Still it comes as no surprise that the bank decided to sell. National City had been rumored to be looking for a buyer as early as this spring, but after no buyer appeared, instead underwent a $7 billion capital injection from Corsair Capital and other institutional investors. The stock is down 83% this year.

National City also acknowledged earlier this year that it was operating under so-called memoranda of understanding with the

Federal Reserve

on April 29 and with the Office of the Comptroller of the Currency on May 5. It's likely that regulators forced the bank to sell itself, given its troubled state.

A call and an email to National City inquiring whether the bank was still under the regulatory scrutiny were not returned. Both the Fed and the OCC declined to comment for the article.

PNC's fair value adjustments and provisions for future losses of Nat City's current loan portfolio will bring the cumulative impairment of these loans to approximately 17.5%, or $19.9 billion, far worse than what Nat City predicted just a few days earlier, according to analysts. PNC says it will "accelerate the liquidation" of noncore and impaired loans.

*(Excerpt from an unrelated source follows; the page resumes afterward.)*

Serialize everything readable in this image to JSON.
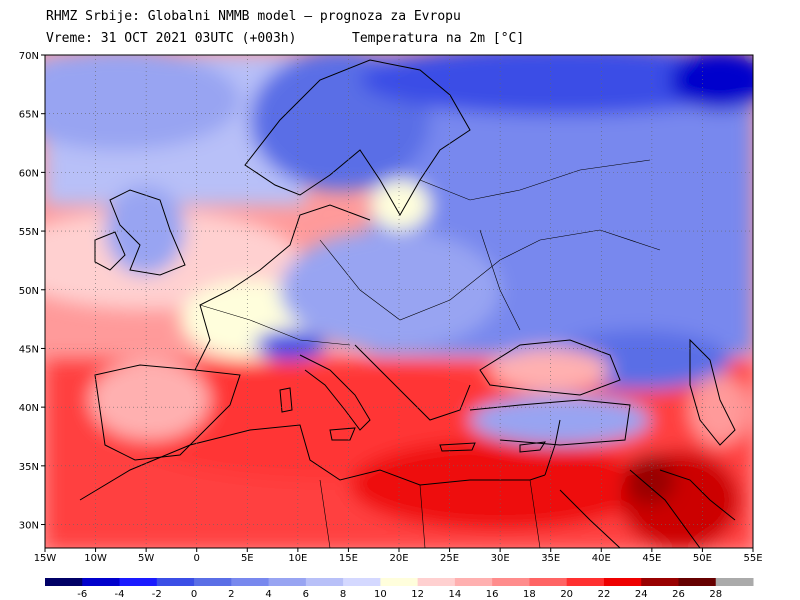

"The higher-than-expected estimated lifetime losses of National City's loan portfolio does not bode well for future asset quality trends for the regional banks, particularly those losses in the residential construction and non-conforming mortgage/home equity areas," writes Terry McEvoy, an analyst at Oppenheimer, in a note Friday.

"The hardest question to answer is why did National City sell today at a perceived depressed price given their recent financial results, industry-leading capital levels and stable deposit trends? One might assume that they would not have qualified for TARP capital in the face of rising credit costs," McEvoy writes.

The Wall Street Journal

reported on Friday that the government rejected

Nat City's

application for funds, forcing them into the sale.

PNC chairman and CEO James Rohr made it clear on a conference call that National City's deposit base was a primary reason for the bank to agree to the deal.

"PNC will be building a deposit franchise that will be the fifth largest in the U.S.," Rohr said on the call. "In the current environment, we see deposits as an important factor in determining long-term strength."

"The core asset of the banking business is the checking account," Rohr said later on the call. The banking industry "has been able to go through many cycles and many mistakes, frankly, because of that core deposit

base. National City has a wonderful core deposit franchise."

Rohr wouldn't answer a question addressing whether the deal was forced, but did say as of Thursday night, that there was a "competing bid" from another firm.

The Journal

identified the other bidder as U.S. Bancorp.

He says PNC likely won't participate in other acquisitions in the near future.

"With regards to acquisitions, I think we've got our hands full," Rohr said during the call. "You never say never, but we don't have a bunch of extra people looking for new deals."